For an acute angle in a right triangle, tan θ = opposite/adjacent and sec θ = hypotenuse/adjacent.\nIf tan θ = 7/24 for an acute angle θ, what is the value of sec θ?

Introduction / Context:
This problem tests how to move between trigonometric ratios using a right-triangle interpretation. Given tan θ, we can treat the ratio as opposite/adjacent, then find the hypotenuse using Pythagoras, and finally compute sec θ = hypotenuse/adjacent. Because θ is acute, all values are positive.

Given Data / Assumptions:

• tan θ = 7/24
• θ is acute
• tan θ = opposite/adjacent
• sec θ = 1/cos θ = hypotenuse/adjacent

Concept / Approach:
Model a right triangle: set opposite = 7 and adjacent = 24. Compute hypotenuse = sqrt(7^2 + 24^2) = 25 (a known 7-24-25 triple). Then sec θ = hypotenuse/adjacent = 25/24.

Step-by-Step Solution:
tan θ = 7/24 => opposite = 7 and adjacent = 24 Hypotenuse^2 = opposite^2 + adjacent^2 = 7^2 + 24^2 = 49 + 576 = 625 Hypotenuse = sqrt(625) = 25 sec θ = hypotenuse/adjacent = 25/24

Verification / Alternative check:
cos θ = adjacent/hypotenuse = 24/25. Then sec θ = 1/cos θ = 25/24, matching the computed result.

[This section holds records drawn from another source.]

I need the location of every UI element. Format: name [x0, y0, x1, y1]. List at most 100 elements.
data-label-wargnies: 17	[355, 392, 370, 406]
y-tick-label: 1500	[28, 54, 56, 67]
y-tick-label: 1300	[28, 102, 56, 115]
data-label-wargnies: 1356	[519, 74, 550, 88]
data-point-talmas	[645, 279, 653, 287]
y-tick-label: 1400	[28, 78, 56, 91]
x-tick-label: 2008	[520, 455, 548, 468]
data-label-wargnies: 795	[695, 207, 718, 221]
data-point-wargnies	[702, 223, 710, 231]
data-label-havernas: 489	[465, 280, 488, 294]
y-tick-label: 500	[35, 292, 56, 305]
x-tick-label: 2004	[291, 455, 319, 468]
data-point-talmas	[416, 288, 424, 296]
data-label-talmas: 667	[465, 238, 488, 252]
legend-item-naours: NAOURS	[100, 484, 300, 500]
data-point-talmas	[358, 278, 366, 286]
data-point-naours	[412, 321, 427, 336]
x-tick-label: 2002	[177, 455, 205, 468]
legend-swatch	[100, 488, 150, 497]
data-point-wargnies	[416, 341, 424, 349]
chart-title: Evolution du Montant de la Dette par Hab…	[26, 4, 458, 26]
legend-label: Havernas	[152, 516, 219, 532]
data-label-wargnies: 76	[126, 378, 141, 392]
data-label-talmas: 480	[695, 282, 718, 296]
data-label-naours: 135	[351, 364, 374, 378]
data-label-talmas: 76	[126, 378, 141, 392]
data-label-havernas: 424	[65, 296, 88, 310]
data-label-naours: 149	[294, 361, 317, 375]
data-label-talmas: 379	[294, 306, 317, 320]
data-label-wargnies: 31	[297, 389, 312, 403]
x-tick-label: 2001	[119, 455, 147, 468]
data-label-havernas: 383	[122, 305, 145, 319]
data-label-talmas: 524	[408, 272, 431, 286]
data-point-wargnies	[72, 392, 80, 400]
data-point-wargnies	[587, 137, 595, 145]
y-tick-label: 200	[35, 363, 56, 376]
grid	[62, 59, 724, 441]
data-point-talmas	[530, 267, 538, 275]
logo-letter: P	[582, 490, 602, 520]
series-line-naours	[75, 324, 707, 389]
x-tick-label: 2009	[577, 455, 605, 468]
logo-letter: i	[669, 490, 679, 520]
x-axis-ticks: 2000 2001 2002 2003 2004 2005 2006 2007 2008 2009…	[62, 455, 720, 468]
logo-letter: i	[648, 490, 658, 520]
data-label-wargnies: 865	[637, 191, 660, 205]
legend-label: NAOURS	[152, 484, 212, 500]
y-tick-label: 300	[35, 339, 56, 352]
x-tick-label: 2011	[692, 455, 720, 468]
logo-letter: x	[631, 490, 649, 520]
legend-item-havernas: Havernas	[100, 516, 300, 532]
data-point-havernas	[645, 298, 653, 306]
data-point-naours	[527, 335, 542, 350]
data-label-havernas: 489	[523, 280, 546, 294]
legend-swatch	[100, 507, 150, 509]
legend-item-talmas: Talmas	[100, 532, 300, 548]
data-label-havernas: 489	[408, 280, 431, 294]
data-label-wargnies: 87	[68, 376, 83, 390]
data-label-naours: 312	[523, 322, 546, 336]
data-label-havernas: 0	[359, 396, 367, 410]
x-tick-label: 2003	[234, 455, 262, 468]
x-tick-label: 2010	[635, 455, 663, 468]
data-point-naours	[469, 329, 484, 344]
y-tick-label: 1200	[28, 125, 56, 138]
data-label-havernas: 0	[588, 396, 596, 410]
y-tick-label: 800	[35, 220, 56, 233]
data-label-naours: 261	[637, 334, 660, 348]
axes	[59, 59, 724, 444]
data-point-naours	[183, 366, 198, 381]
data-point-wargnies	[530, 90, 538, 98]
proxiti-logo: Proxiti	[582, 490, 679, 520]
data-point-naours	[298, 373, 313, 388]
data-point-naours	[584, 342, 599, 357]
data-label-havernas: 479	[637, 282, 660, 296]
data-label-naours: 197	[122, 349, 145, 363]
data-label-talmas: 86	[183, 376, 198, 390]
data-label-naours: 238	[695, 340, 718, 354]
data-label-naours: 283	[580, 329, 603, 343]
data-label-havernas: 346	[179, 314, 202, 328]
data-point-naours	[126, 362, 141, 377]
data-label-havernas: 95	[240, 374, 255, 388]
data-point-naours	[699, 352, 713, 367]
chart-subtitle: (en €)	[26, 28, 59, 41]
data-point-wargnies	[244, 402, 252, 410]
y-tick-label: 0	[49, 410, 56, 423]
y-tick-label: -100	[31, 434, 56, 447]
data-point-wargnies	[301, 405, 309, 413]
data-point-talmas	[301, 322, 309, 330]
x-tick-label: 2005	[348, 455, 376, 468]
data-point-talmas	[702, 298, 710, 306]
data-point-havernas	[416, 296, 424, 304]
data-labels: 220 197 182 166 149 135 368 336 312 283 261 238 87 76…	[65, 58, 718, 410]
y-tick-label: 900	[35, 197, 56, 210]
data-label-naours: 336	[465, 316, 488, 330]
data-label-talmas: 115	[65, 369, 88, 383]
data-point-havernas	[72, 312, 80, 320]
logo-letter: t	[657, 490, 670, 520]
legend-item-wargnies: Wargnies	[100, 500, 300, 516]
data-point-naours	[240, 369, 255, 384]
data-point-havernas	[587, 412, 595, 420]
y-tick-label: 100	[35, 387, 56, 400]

Why Other Options Are Wrong:
24/25 is cos θ, not sec θ.
7/25 is sin θ for this triangle, not sec θ.
25/7 equals cosec θ or hypotenuse/opposite, not hypotenuse/adjacent.
24/7 is cot θ, not sec θ.

Common Pitfalls:
Confusing sec with cosec, or mistakenly using opposite in the denominator for sec. Another common mistake is taking the reciprocal of tan instead of computing sec via hypotenuse/adjacent.

Final Answer:
sec θ = 25/24